Fresh water is necessary for life on Earth. People need water for everyday activities and to produce food. Water also is important for energy production and the health of Earth’s environmental systems.

The United Nations is organizing a series of events to increase concern about water issues. U-N officials have declared two-thousand-three the International Year of Fresh Water. A goal of the campaign is to build support for policies to use water more wisely. Another goal is to get more people to use water in ways that will not hurt the environment.

The world population is more than six-thousand-million people. More than one-thousand-million lack safe drinking water. More than two-thousand-million suffer from diseases linked to dirty water. And, more than two-thousand-million live without waste-treatment systems.

Water was one of the issues discussed at the U-N Millennium Summit two years ago. Leaders said they would work to cut the number of people without safe drinking water in half by two-thousand-fifteen. Officials renewed that goal last year at the Summit on Sustainable Development, in Johannesburg, South Africa. They also promised to cut in half the number of people without safe systems to treat waste by two-thousand-fifteen.

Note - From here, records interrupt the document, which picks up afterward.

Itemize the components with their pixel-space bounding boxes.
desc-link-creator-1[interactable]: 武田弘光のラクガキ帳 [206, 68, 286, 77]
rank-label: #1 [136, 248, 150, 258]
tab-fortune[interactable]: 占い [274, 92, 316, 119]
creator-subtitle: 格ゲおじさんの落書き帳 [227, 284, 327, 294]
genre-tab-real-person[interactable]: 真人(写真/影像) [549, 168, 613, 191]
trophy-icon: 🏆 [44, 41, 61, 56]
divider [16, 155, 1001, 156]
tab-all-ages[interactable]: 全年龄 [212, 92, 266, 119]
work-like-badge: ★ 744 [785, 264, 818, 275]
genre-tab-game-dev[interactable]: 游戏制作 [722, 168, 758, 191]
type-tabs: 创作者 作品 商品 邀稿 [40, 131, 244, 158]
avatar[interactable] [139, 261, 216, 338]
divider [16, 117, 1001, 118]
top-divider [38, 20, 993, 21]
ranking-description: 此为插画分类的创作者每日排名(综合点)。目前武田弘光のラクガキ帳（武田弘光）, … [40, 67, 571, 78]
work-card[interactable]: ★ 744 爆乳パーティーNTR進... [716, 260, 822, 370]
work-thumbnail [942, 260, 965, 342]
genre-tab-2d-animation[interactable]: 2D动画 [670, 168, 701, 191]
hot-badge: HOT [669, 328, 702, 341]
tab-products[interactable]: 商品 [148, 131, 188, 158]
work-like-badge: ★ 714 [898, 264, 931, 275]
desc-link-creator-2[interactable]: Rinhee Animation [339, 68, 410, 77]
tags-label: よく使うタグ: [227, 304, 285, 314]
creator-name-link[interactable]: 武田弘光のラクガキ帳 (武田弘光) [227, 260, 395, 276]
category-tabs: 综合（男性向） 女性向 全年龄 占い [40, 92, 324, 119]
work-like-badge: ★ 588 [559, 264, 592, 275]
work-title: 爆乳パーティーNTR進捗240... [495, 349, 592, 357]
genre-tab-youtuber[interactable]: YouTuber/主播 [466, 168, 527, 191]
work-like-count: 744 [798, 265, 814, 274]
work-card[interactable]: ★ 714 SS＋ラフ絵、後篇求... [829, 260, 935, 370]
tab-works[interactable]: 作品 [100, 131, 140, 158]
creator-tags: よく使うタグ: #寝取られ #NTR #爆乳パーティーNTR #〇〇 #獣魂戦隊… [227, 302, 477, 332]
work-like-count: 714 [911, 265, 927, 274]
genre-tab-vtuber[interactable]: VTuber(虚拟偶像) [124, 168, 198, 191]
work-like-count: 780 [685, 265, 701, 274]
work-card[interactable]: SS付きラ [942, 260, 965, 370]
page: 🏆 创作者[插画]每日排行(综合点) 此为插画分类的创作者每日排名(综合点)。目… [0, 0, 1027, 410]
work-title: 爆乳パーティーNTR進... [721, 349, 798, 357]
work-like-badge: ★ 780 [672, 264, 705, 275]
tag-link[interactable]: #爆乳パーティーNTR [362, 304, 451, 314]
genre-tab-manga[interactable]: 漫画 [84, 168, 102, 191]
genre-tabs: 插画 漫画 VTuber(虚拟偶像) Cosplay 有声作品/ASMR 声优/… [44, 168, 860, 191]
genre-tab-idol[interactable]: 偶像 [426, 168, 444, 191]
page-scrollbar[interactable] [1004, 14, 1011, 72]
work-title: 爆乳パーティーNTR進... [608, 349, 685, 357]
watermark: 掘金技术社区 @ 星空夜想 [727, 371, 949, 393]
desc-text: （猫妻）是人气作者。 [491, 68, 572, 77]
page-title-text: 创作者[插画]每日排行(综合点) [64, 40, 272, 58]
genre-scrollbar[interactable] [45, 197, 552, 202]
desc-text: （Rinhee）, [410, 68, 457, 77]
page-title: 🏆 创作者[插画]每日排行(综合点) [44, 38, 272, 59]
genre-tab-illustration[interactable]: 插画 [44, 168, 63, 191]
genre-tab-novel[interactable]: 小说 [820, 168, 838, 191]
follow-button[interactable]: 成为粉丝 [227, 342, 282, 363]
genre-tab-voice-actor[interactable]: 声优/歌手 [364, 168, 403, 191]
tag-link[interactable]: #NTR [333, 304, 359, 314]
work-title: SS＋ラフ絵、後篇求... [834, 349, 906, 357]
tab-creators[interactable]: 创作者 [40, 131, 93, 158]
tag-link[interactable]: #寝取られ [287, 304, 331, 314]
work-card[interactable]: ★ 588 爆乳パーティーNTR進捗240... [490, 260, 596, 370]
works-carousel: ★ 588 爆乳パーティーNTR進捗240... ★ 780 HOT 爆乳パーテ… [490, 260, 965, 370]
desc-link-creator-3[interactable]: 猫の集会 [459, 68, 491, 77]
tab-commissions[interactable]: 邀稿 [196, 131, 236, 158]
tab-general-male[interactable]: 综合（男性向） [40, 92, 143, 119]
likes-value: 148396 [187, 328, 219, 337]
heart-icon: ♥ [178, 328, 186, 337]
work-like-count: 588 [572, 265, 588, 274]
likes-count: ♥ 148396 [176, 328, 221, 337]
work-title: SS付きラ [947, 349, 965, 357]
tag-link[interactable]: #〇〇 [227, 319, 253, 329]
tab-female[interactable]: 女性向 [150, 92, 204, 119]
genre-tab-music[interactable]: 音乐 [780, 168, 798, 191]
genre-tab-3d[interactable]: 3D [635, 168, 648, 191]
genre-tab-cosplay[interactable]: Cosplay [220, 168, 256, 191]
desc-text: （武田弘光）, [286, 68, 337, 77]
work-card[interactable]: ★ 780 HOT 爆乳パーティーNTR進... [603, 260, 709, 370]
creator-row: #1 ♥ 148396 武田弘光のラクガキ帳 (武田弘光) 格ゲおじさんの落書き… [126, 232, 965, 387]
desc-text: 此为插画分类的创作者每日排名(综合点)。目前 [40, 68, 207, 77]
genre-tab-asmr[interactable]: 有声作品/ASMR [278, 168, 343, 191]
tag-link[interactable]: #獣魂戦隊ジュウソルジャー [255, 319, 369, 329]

Nitin Desai directs the U-N Office for Economic and Social Affairs. He says success in these goals will require major changes in the ways people use water. He says water reforms have to be linked to changes in policies for land use, human settlement, agriculture, industry and energy.

Next month, the World Water Forum will meet in Kyoto, Japan. Officials plan to release the first U-N report on world water development. This report will examine the world’s water problems. And it will offer suggestions on ways to meet future water demands. Experts say international reaction to the U-N report will be an important test of the political desire to solve the water crisis.

There is a U-N Web site on water issues: w-w-w dot wateryear-two-thousand-three-dot o-r-g (www.wateryear2003.org).